Detto questo, consiglio di leggere con attenzione il libro di Ingersoll, che ha come sottotitolo (che interpreto a mio modo positivamente) "Cercando la città in periferia" come stimolo progettuale, cioè in ogni modo di costituzione di ordine: anche quello che "bergsonianamente" non si vede.

I cinque capitoli che lo compongono, ciascuno commentato con una didascalica sequenza di illustrazioni, cominciano con il descrivere gli estremi della sprawltown non solo come nuova metafora della città ma come inevitabile futuro dell´aggregato-disperso urbano.

Il secondo capitolo è dedicato alla trasformazione dei centri storici a causa del turismo di massa. Nella «città-cartolina» dove il senso civico è perduto, il cittadino ideale è il turista. Peraltro due miliardi di turisti producono quasi duecento milioni di posti di lavoro. E´ al cittadino turista di se stesso che è rivolta l´evoluzione dei centri commerciali che dalla periferia si stanno ritrasferendo nei centri urbani, con una sempre più importante percentuale di coniugazione con gli stessi musei: musei shopping mall.

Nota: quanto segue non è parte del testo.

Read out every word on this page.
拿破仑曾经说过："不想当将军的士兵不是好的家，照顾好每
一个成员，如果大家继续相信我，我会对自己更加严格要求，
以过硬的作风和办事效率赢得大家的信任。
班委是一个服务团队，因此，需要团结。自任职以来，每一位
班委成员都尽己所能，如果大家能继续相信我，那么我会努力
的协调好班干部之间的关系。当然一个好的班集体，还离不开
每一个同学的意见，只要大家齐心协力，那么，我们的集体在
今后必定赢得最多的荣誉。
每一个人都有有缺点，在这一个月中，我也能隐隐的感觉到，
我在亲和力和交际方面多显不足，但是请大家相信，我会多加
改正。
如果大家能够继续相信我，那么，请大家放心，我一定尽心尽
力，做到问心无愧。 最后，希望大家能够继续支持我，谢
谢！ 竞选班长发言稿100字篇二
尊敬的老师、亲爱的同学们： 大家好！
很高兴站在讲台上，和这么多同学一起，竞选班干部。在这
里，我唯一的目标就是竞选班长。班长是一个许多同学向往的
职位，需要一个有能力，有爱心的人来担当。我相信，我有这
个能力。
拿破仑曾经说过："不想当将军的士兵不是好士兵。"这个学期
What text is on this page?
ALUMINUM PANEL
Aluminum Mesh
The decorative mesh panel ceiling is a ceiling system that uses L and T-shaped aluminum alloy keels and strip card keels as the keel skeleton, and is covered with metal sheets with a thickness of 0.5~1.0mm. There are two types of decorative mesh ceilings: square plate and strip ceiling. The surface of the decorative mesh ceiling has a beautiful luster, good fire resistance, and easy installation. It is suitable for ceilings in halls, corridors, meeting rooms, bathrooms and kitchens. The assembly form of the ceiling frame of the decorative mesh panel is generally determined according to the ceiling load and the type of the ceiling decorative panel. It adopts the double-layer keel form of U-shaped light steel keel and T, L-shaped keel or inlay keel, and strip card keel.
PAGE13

Questa sostituzione dell´antico centro civico offre sicurezza e sorveglianza in cambio di privatizzazione e si espande come ideologia ai modelli delle aree urbane anch´esse privatizzate: le comunità-club ad ingresso controllato come Las Colinas presso Dallas e, più in piccolo, Milano 2. Anche se la connessione con il tema della sprawltown è più indiretta, è questo il capitolo nel quale più si esercita criticamente Ingersoll.

Poi l´autore si occupa della nuova percezione dell´urbano (anche attraverso la frammentazione della visione dall´automobile anche vecchia di ottant´anni) e vede nel montaggio cinematografico lo strumento adatto a rappresentare la periferia esterna, luogo senza centralità dove tutto è sfondo e figura nello stesso tempo, forse proprio perché, proprio al contrario, la sequenza cinematografica è sommamente e rigorosamente ordinata. Il capitolo successivo è un invito ad utilizzare le infrastrutture come occasioni di progetto, anzi d´arte, «alla ricerca però di readymade urbani» piuttosto che nell´imitazione dei grandi acquedotti romani: anche se non si può negare che i nodi autostradali siano al contempo i simboli della catastrofe ecologica.

Da ultimo Ingersoll paragona la «questione ecologica di oggi» a quella ottocentesca dell´alloggio posta da Engels. Da Ernest Haeckel (il fondatore nel 1866 dell´ecologia) attraverso Rudolf Steiner e poi le attenzioni al problema di Le Corbusier e di «Broadacre City», arriva ai movimenti sociali Usa degli anni Sessanta sino al social forum di Porto Alegre. L´autore ripensa in termini ecologici all´intera storia dell´architettura moderna per arrivare a un´ipotesi dell´agricoltura come componente importante della Sprawltown.

Il testo è pieno di citazioni colte che affondano nella tradizione della modernità e si muove in tutta Europa con i propri esempi e con le differenze e somiglianze tra questa e la cultura nordamericana.

Nell´insieme una felice, positiva contraddizione rispetto al «tutto-futuro» che sembra invece essere la preoccupazione centrale dell´autore.